Yine 9 Haziran'da Bulgaristan ile elektrik alımı ile ilgili görüşmeler tamamlanarak bir protokol imzalandı. Aynı gün Rekabet Kurulu, Aria'nın başvurusu üzerine Turkcell'e 21,8 trilyon, Telsim'e de 8,5 trilyon lira para cezası verdi. ÖİB, TÜPRAŞ ile TEKEL'in bağlı ortaklıkları Alkollü İçkiler Sanayi ve Sigara Sanayii İşletmeleri'nin özelleştirilmesi amacıyla ihale açtı. Tütün üreticisinin beli kırılmıştı, şimdi de TEK-EL'in "el"i kırılmak üzere idi.

  10 Haziran'da "özelleştirme" kapsamındaki SEKA'ya ait Balıkesir İşletmesi'nin satış sözleşmesi Albayrak A.Ş ile imzalandı. Aynı gün Hazine 2,5 yıl sonra bir yıldan uzun vadeli borçlanmalarındaki faiz oranını yüzde 50'nin altına indirdi.

  11 Haziran'da ABD'nin eski başkanı Bill Clinton'ın eşi, New York senatörü Hillary Clinton'ın kaleme aldığı ''Yaşayan Tarih" adlı kitap piyasaya çıktı... Bizde acaba hatıralarını kaleme alan Cumhurbaşkanı, Başbakan, Bakan karısı var mı acaba?.. Osmanlılar'da dahi kadın hatırat yazarı vardır.
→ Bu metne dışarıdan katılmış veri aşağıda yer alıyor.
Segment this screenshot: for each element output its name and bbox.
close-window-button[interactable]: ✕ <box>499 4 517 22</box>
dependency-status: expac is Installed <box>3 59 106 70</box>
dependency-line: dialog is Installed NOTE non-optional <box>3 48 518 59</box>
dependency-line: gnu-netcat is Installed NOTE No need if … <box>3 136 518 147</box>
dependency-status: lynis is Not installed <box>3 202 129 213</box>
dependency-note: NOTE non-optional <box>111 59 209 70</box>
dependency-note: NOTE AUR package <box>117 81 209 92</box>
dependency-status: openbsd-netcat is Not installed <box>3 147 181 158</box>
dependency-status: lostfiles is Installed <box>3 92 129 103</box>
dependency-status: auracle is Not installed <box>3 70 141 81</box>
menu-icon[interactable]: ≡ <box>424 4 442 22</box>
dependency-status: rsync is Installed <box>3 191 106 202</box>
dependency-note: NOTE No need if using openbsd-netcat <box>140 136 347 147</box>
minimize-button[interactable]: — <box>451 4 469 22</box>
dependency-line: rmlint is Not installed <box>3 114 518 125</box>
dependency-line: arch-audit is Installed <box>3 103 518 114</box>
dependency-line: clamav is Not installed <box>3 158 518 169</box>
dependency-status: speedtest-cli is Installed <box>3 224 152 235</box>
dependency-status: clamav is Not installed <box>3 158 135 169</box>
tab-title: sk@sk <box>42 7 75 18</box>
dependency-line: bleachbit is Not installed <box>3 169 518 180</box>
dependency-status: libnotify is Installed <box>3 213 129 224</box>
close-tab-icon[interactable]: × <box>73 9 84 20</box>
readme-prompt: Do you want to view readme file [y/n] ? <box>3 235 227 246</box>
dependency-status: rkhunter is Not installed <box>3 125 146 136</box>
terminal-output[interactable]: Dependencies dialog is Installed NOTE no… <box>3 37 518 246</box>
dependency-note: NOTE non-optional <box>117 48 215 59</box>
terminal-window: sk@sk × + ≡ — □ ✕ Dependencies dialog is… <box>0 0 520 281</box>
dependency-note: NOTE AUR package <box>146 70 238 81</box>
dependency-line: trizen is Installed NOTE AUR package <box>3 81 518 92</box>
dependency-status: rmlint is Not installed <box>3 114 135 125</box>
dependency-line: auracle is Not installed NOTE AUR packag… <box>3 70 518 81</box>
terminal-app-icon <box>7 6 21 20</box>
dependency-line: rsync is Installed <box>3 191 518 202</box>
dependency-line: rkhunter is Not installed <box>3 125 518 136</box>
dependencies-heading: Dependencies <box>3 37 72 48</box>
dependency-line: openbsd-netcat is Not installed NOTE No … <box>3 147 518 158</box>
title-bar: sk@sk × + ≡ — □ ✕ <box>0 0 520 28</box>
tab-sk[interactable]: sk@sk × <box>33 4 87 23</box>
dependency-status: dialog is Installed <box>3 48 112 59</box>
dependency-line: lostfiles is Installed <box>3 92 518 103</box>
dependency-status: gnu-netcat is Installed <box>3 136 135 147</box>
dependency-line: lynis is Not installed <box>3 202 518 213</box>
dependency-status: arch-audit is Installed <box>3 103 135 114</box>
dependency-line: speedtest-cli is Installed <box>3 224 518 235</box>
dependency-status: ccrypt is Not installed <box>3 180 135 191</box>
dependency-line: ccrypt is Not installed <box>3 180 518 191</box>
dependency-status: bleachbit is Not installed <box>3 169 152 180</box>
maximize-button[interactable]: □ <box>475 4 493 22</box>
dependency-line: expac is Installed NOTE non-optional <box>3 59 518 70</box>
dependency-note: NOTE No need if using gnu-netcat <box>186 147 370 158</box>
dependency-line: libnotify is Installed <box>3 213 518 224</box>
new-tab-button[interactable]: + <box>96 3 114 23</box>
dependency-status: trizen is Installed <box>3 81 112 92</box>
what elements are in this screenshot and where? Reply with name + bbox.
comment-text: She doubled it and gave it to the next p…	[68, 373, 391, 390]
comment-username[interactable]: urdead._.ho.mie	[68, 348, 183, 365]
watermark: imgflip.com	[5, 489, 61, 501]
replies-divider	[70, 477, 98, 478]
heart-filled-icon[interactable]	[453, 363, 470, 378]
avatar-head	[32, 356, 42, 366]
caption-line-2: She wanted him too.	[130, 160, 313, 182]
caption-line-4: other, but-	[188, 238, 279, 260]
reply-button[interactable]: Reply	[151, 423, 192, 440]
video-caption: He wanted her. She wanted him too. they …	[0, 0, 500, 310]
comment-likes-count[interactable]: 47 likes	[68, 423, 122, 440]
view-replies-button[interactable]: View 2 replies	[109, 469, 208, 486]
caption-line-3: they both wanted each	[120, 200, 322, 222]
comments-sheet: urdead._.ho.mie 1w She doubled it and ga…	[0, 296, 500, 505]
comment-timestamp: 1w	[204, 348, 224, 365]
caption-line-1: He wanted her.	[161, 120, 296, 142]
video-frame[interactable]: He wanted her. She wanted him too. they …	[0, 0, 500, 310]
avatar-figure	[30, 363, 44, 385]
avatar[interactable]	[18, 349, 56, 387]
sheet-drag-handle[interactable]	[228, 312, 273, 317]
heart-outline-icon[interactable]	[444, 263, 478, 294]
Kenize Sultan "Saraydan Sürgüne" adlı kitabında çok önemli bilgiler verir. Cumhuriyet kadınları mı beceriksiz, yoksa Cumhuriyet döneminde Meclis'e girenler ve karıları mı?

  12 Haziran'da Irak, ABD saldırısından sonra ilk kez petrol sattı. Aynı gün Enerji Bakanlığı, Çukurova Elektrik ve Kepez Elektrik'in imtiyaz sözleşmelerini fesh etti. Boğaz Tüp Geçit yapımı için Japon Finans kuruluşu JBIC'den beklenen ihale onayı geldi.

  13 Haziran'da FİSKOBİRLİK Genel Müdürü Cevat Aydın gördüğü baskılar üzerine görevinden istifa etti. Tütünden, şeker pancarından sonra sıra fındığa gelmişti. Avrupa Birliği dünya fındık üretiminin % 75'ini sağlayan TÜRKİYE'yi kotaya zorluyor, İspanya ve Yunanistan'da fındık üretimini teşvik ediyordu. Eh, Potamyalı Erdoğan'a da Hıristiyanlar'ın yanını tutmak düşerdi.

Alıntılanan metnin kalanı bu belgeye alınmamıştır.